В молодости Пруст был очень красив и старался одеваться стильно. Подобно Монтескью, он любил бледно-зеленые галстуки, носил орхидеи или белые камелии в петлице и вертел в пальцах тонкую трость из ротанга. Но денди из него не вышло. Некоторые друзья считали, что ему следует найти себе портного получше. Его цилиндры, даже будучи дорогими, «очень скоро начинали походить на ежей или скайтерьеров». Его перчатки были «всегда мятыми и грязными», и он постоянно их терял. Его красивые темные волосы были слишком длинными и растрепанными, и даже мать в письмах умоляла его: «Пожалуйста, больше никаких франкских стрижек!» Однажды он очень впечатлил нескольких гостей, заявивших, что они никогда не видели раньше, чтобы кто-нибудь обедал, завернувшись в пальто[371]
.Однако какой бы ни была его собственная внешность, Пруст, по-видимому, считал, что большинство гомосексуалов видят в моде одновременно и прикрытие, и способ проявления своей внутренней сущности. Они модифицировали язык одежды с помощью тайных кодов. Однако для них, как и для гетеросексуалов, темная одежда строгого кроя означала мужественность, а светлые или яркие цвета и украшения – женственность.
В одной из самых ярких сцен романа Шарлюс пытается соблазнить рассказчика. Он встречает его, лежа на диване в позе одалиски, облаченный в китайский халат с открытым воротом. Экзотический образ, раскованность и полуобнаженная фигура – все это сближает его с Одеттой, принимающей посетителей в японских кимоно. Восточные халаты долгое время составляли часть мужского гардероба, однако в сложившихся обстоятельствах дезабилье намекает на сексуальную близость, а экзотика приобретает эротические коннотации. Рядом на стуле лежат темный костюм и цилиндр – сброшенный маскарадный наряд. И рассказчик, который долгое время наивно отказывался понимать намерения барона, наконец, прозревает и раздраженно пинает его блестящий цилиндр.

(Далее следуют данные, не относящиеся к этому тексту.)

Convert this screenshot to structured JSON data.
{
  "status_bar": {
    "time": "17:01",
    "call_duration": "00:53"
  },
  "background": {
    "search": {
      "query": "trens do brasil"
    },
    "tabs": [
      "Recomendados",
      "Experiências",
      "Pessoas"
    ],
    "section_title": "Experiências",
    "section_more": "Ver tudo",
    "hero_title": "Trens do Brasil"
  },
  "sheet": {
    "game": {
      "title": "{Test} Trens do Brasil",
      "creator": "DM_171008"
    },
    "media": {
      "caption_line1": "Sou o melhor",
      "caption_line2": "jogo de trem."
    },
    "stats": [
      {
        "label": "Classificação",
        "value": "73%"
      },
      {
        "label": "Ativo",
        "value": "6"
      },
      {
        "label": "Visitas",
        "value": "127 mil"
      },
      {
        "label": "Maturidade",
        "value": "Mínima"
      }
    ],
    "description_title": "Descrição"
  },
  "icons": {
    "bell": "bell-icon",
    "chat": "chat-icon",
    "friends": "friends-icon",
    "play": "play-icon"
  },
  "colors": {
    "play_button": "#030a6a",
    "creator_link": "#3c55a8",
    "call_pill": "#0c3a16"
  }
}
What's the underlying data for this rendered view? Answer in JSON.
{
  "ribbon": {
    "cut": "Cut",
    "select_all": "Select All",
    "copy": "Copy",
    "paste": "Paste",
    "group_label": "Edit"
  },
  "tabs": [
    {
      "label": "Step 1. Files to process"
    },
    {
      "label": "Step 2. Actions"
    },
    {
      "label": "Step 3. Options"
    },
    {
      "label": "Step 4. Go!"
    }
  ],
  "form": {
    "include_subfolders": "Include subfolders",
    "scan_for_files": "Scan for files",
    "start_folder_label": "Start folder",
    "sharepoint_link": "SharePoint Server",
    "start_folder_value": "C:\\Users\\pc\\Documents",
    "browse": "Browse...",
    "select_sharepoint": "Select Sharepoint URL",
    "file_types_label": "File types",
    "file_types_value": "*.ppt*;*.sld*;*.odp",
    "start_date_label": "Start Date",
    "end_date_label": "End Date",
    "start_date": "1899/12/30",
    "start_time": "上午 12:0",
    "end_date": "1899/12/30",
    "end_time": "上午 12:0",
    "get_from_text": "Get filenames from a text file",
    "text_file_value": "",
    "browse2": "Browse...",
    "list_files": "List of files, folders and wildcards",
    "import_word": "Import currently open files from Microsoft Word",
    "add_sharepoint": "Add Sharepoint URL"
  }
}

В другом известном эпизоде Пруст сравнивает стиль двух сестер – герцогини и княгини Германтских. Психологическая достоверность этой сцены оказывается лишь немного поколеблена тем фактом, что Пруст на сей раз отказывается от своей оптики историка моды: хотя действие происходит в 1890‐е годы, одежда героинь соединяет моды 1890‐х и 1912 годов. В этой волшебной сцене театр предстает таинственным водным царством. В полумраке видна ложа княгини Германтской, вознесенная над обителью смертных, сидящих внизу в партере. «Точно старшая богиня», княгиня восседала на диване, «красном, как коралловый риф». Зеркало рядом с ней мерцало, подобно «лучу света в слепящем водном хрустале. Мы читаем описание ее наряда:
Похожий и на перо, и на венчик, как некоторые морские растения, большой белый цветок, пушистый, точно крыло, спускался со лба… и тянулся вдоль ее щеки… На волосах… была натянута сетка из тех белых раковинок, которые вылавливаются в южных морях и которые были перемешаны с жемчужинами и образовывали морскую мозаику, выглядывавшую из волн…
Спектакль вот-вот должен начаться, и княгиня садится ближе к краю ложи – так, будто она сама является частью представления. «…В высохшем, обнажившемся, уже не принадлежащем миру вод бенуаре» княгиня «явилась… в бело-голубой чалме, словно… трагическая актриса», и оказалось, «что уютное гнездо зимородка, бережно прикрывавшее розовый перламутр ее щек, было… громадной райской птицей».
Когда начинается второй акт, сидящие в ложе двигаются и встают, чтобы пропустить герцогиню. Туалеты двух сестер различны – так же как и их характеры:
Вместо чудных мягких перьев, спускавшихся… до самой шеи, вместо сетки из раковин и жемчужин, герцогиня украсила волосы простой эгреткой… напоминавшей хохолок птицы. Ее шея и плечи выступали из белоснежной волны муслина, над которой колыхался веер из лебединых перьев, но дальше единственным украшением корсажа служили бесчисленные блестки, металлические, в виде палочек, бусинок, и бриллиантовые, и все платье с подлинно британской педантичностью облегало ее тело.